From Apology Tour to Victory Lap in a Year?

October 17, 2018


From Apology Tour to Victory Lap in One Year – maybe that’s pushing it; but like a playoff team up (earnings growth; OR improvement; service improvement) by a few games, they can start sourcing parade permits….

Got moves like Rickey (Henderson)!  CSX is becoming a legendary lead-off hitter – and we should’ve seen this coming….well, of course, we did, but perhaps not to this extent….CSX reported a(nother) blow-out quarter, doubling EPS YOY (actually up fully 105%, aided a bit even lower than low tax rate and the lumpy real estate sales  coming up, er, trumps) and blowing through optimistic consensus numbers by 13% while still declaring it was “early innings” in their PSR/PHH transformation.  Not to dwell on one stat, but their OR improved by nine-hundred-and-seventy-basis-points to 58.7%.  Such success, not unexpectedly, led to questions about their 2020 target (60% OR) being….”conservative”).  Speaking of stats, one unfortunate PSR attribute is the lack of quarterly detail – six (6) slides.  They did highlight safety improvements (personal injury rate by 43% YOY; train accident rate by 28%) as well as operational/service metric enhancements (velocity increased by 28% and terminal dwell decreased by 26%).  The hurricane impact was 2 cents/ps this year – and last year (will it be an annual event?).

New Kid in Town:  The sales/marketing performance was the key to the earnings outperformance – volumes increased by 4%, in line with the industry overall, and given their service achievements, a fair result - but revenues grew by 14%.  I was expecting new CMO Mark Wallace, after three months of “re-establishing better relationships with (CSX) shippers (classic PHH), to take an official bow, but CEO Jim Foote led the scripted part; Mark took the brunt of the Q&A.  We know the pricing environment was – remains- good (held back at CSX only by a mysterious contract let a year ago in intermodal).  Speaking of intermodal, the reorganization continues in pursuit of moving IM from the back of the pack in terms of contribution to the middle/front.  For the quarter, the 3% unit growth will look poor compared to what NSC will report but comes during a reorganization that shed 7% of the hub & spoke volume and shorter haul volume (with another 7% to go, it seems).  CSX is officially re-purposing the North West Ohio (former) terminal to “regional demand point” from hub, adding BNSF overhead service, expanded capacity to the Port of NYNJ, and partnering with NorthPoint Development to create a logistics park. 
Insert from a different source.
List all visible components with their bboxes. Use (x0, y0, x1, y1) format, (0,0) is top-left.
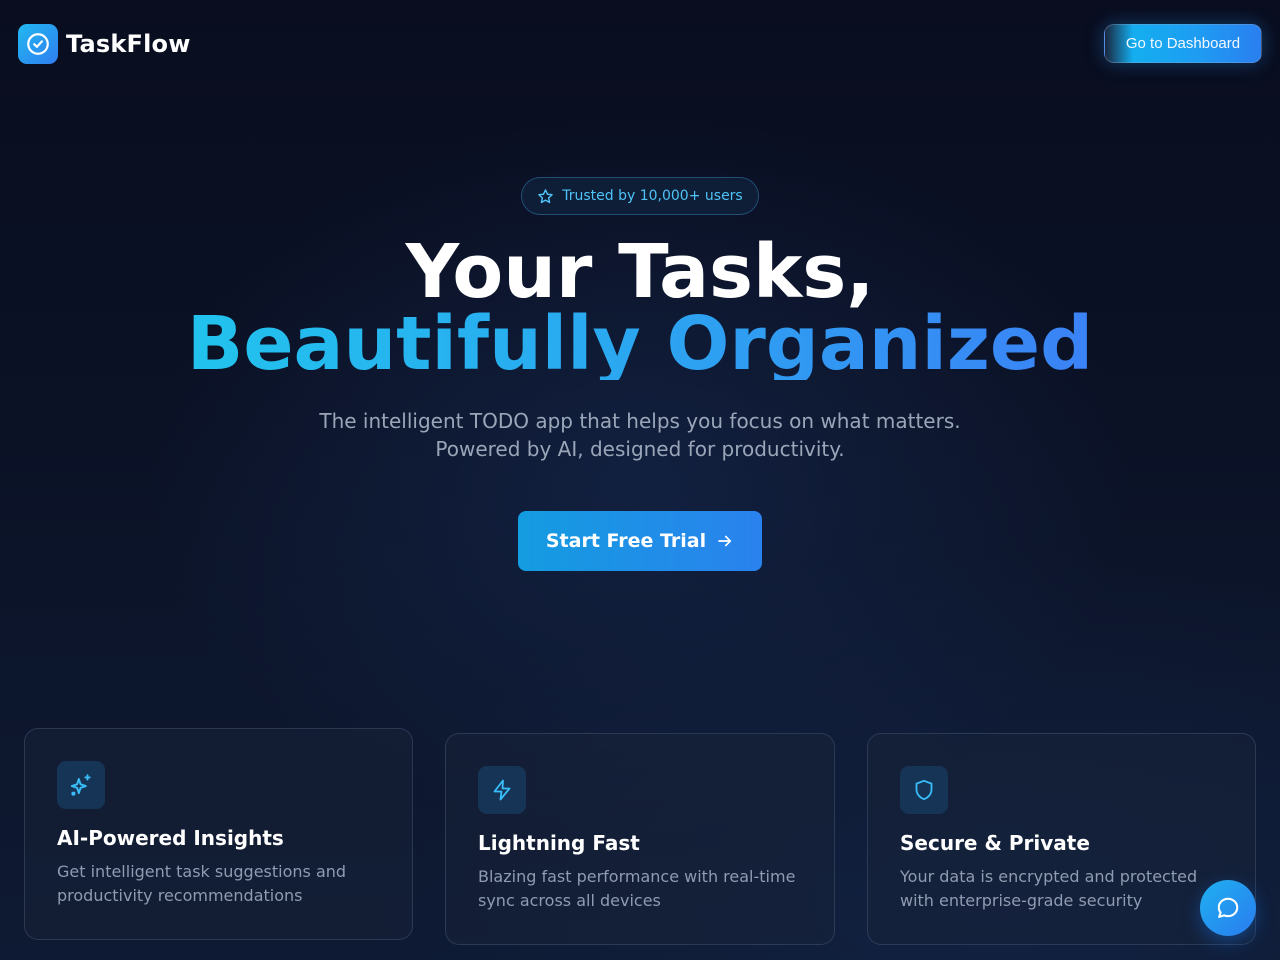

In demand:  More than just IM:  Coal tonnage was actually up 6% (domestic down 2%  but export up, still, by 22%).  That last bit prompted questions on whether high-margin export coal is the key to the reported margin/yield improvement; CSX deflected.  If export coal, always hard to predict, shows the long-anticipated slowdown, Foote said CSX will “pivot and adjust like any good PSR railroad”.  Indeed.  Overall, volume was strong across the board – 8/9 categories were up (fertilizer’s decline was due to a plant closing, also last year).  CSX says its gaining share in merchandise business – we’ll compare notes after NSC.    “Other revenue” was up $56mm – reflecting still high demurrage (etc) charges, as incentives to change shipper behavior have taken longer than management expected to take root.

A few nuggets:

  • Capex was….be still my heart….increased by $100mm to $1.7B for this year – some is hurricane damage repair; some is pulling forward PTC spend – but some portion is unnamed “high return projects”

  • Full year 2018 revenue guidance was raised form “mid single digit range” to 6-8%; clearly, as they stated “2018 is ahead of the plan (as outlined on the March 1 Investor Conference)”.